I was listening to a programme on BBC Radio 4 recently discussing dealing with change, and how transition times in adult lives can lend themselves to sorrow and depression...that what we feel in these episodes is a sense of lost control of our lives.

This almost regresses us back emotionally to the frustration and desperation felt when we were babies/toddlers, experiencing no autonomy in terms of how anything in our lives is run, not being able to fully articulate how it's making you feel, as if in a straightjacket (it IS so unfair how mummy doesn't let us eat chocolate for breakfast/jump off the top bunk/shave the dog!). Acknowledging these times passing is important: embracing how it makes us feel, even if those emotions are settling along a spectrum of happy-sad.

My eldest started school last year and before I could fully register it he has shed his toddler cocoon and is now a boy... up, up and away.
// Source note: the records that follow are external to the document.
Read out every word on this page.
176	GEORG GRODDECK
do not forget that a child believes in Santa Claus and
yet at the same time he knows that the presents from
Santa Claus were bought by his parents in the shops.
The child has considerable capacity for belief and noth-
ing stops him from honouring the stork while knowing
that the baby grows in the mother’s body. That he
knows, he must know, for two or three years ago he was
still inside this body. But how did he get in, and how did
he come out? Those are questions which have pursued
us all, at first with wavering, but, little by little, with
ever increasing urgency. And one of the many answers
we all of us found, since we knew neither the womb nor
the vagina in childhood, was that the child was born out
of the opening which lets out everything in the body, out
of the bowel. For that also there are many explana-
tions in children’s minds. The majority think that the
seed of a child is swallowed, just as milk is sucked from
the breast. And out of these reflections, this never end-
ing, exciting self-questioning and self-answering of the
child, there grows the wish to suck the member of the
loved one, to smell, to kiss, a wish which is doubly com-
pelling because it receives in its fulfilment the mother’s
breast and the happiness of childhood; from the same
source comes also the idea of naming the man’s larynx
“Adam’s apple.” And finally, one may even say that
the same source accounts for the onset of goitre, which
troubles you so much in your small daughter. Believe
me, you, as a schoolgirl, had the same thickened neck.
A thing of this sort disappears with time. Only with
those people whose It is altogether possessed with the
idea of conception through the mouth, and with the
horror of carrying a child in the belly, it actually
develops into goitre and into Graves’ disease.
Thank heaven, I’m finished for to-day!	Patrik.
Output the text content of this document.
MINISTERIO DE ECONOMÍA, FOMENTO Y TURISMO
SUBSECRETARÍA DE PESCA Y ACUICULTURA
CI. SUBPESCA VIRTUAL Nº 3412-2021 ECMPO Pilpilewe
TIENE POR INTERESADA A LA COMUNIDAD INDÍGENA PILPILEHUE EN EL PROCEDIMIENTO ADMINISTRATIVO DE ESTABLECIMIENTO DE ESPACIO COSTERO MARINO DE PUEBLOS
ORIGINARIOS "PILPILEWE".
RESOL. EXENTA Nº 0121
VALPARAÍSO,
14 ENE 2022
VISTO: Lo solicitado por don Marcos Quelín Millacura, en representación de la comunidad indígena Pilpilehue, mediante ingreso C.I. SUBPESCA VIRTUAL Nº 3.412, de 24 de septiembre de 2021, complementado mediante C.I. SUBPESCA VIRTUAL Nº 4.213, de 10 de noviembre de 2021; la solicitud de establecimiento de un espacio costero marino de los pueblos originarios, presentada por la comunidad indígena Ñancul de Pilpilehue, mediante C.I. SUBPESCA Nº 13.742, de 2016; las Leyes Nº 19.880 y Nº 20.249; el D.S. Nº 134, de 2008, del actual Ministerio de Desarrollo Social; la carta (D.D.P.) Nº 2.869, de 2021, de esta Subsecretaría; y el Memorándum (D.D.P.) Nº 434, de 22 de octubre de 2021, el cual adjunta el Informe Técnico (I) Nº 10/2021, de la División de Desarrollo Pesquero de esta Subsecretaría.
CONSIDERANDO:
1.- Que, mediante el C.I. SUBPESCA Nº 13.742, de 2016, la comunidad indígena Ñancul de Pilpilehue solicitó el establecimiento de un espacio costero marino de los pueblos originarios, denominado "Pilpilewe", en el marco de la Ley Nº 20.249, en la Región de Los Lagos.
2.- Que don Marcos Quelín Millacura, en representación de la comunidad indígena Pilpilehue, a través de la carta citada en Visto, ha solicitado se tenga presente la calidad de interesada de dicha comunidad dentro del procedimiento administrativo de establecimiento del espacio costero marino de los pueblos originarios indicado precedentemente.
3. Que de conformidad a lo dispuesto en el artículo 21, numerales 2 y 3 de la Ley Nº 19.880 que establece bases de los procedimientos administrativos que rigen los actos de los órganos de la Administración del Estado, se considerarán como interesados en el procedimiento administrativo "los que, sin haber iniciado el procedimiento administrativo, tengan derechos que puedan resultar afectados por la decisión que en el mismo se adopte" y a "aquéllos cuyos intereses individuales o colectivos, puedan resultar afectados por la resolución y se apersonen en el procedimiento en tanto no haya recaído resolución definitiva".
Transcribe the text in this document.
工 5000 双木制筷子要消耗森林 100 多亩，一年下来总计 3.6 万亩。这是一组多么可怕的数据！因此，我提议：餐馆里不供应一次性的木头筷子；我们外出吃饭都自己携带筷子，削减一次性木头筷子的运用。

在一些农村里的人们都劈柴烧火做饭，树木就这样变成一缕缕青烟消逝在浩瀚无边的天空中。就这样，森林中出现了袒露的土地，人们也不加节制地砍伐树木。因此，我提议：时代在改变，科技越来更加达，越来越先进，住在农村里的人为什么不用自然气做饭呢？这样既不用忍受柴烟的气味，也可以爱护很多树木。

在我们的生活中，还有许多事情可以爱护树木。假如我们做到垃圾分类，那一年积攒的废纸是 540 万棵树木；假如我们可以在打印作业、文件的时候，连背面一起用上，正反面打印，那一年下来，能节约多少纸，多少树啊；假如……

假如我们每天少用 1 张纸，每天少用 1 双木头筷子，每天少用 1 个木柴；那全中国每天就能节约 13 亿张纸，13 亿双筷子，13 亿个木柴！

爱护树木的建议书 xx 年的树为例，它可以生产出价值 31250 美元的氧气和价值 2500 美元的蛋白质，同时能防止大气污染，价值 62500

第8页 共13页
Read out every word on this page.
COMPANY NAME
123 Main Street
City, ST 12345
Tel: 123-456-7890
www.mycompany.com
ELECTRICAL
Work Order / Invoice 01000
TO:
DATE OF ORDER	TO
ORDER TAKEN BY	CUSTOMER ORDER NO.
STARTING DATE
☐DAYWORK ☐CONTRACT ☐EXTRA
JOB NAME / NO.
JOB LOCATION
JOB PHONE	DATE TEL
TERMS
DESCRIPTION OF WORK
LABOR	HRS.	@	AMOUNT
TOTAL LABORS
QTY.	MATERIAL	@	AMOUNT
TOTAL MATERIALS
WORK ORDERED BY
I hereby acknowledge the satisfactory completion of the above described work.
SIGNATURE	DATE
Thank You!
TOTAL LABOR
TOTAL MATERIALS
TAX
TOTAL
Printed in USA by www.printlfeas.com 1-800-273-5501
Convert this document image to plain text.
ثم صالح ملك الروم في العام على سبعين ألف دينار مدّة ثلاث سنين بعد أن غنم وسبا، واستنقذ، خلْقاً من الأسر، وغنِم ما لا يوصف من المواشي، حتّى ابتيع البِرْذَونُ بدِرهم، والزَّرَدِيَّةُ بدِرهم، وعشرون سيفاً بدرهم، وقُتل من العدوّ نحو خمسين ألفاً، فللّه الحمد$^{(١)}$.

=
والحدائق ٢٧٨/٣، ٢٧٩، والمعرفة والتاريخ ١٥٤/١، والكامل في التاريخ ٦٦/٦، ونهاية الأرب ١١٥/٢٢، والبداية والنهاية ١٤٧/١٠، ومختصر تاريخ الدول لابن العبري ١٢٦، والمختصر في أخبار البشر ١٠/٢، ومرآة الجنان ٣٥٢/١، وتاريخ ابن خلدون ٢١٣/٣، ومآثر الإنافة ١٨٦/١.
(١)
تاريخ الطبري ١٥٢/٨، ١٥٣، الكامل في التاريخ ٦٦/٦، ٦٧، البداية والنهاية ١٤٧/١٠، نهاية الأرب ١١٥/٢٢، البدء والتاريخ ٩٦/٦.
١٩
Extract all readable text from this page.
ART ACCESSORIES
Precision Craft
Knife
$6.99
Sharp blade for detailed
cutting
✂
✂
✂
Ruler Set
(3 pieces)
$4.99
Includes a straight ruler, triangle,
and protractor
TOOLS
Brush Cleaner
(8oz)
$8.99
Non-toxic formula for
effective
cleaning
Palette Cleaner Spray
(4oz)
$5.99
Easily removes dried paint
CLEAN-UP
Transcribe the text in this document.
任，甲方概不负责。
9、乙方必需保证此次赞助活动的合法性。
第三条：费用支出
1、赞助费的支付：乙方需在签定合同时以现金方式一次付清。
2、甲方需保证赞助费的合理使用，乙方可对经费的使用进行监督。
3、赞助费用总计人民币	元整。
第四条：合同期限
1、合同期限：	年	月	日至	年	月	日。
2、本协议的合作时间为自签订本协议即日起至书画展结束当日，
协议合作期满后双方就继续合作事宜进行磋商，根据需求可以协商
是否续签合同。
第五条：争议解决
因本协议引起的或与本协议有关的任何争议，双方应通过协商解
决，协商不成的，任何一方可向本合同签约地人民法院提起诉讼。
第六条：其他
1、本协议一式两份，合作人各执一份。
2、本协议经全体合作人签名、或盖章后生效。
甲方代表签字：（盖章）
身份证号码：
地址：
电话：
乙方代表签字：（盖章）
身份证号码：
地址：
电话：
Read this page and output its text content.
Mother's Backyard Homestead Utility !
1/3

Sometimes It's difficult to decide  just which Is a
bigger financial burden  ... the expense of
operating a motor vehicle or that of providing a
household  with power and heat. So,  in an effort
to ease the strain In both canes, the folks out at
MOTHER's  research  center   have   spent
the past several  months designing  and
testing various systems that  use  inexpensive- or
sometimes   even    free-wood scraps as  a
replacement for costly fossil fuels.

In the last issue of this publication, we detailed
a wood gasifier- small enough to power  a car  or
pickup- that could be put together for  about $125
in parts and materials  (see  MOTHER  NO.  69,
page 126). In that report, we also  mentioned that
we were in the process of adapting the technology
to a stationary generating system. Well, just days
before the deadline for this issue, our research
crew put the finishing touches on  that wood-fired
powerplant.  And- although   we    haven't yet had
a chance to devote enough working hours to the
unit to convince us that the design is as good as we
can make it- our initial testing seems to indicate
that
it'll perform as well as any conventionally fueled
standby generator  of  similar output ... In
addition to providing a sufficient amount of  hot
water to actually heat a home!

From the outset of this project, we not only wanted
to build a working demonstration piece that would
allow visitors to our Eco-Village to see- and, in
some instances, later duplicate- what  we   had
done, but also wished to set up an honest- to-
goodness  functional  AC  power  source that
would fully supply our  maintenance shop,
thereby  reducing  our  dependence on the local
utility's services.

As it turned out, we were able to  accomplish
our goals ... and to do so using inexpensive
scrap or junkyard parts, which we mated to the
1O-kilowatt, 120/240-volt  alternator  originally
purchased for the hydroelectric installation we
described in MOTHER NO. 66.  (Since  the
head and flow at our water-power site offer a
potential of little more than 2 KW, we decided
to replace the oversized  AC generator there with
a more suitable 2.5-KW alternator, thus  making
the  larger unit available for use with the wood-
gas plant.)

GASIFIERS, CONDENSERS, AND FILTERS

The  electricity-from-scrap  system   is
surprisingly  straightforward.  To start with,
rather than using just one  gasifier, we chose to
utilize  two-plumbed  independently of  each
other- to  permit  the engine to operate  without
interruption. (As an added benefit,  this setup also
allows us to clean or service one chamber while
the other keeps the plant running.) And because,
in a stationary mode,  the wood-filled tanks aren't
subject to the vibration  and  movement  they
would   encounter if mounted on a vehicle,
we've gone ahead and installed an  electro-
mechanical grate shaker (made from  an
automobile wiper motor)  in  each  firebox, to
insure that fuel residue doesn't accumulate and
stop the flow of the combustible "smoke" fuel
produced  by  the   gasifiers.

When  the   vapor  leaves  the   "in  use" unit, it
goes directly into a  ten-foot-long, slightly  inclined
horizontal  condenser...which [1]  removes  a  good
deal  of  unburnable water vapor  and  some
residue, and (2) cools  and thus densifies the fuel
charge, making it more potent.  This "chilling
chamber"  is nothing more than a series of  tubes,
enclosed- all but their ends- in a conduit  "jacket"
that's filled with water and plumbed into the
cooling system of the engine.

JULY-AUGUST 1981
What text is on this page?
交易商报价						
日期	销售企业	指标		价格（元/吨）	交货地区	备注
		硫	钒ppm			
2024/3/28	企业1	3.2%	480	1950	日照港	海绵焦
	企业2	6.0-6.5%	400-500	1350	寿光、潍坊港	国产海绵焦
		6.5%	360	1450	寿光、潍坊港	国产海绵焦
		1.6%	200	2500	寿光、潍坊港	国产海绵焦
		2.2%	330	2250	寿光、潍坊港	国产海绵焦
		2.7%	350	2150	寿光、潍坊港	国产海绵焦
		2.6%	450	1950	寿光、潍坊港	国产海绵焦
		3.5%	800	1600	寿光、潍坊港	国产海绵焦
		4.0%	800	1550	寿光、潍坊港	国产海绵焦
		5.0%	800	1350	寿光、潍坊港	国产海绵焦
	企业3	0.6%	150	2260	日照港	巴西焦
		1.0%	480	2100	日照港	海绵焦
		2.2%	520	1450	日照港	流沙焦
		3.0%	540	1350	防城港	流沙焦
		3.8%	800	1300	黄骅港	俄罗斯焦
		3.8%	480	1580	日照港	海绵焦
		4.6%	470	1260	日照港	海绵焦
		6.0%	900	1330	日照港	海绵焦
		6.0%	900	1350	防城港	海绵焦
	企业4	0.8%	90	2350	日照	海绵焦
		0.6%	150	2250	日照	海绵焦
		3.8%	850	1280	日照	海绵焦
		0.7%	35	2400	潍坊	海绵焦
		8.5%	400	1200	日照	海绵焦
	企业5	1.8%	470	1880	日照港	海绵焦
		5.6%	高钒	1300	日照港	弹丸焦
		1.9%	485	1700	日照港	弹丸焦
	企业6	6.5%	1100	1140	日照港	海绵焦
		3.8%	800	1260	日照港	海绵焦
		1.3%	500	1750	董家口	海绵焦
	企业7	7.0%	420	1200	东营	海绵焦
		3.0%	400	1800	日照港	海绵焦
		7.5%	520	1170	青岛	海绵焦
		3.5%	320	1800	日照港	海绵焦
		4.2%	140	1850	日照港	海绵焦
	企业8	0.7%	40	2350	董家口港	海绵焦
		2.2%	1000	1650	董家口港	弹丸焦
I gaze at my two-year old and I'm aware of pre-empting a latent sense of sorrow as he moves beyond his toddlerdom, anticipating these baby years slipping into that timeless pool of memory, clutching at them softly before they're plucked away. That beautiful moment where a blossom is at its most perfect, just before it falls from the tree. That's what these memories are.

I've just turned the corner into my 40s (wtf?). I've been feeling a sense that there are now things that are lost to me as opportunities... clearly I won't be a pop star now... maybe I really won't ever learn how to blow dry my hair properly... Realising that, even though I don't want any more children, I'm entering a stage in my life where that decision will not biologically be mine to start with.

It's easy to get stuck on a track of eternal postponement: I'll feel better when I've lost weight/got properly fit/sorted myself out professionally, when I'm living in my "forever home", when I'm not so tired, when I have more money to have more time to have more patience... eternally suspended in stasis, in looking back or looking forward.

Often we look at the past and the future as separate countries to the one we're living in. But actually it's the same country. Same postcode. Here and now. It's not a long kiss goodbye to each stage in life, it's a new hello.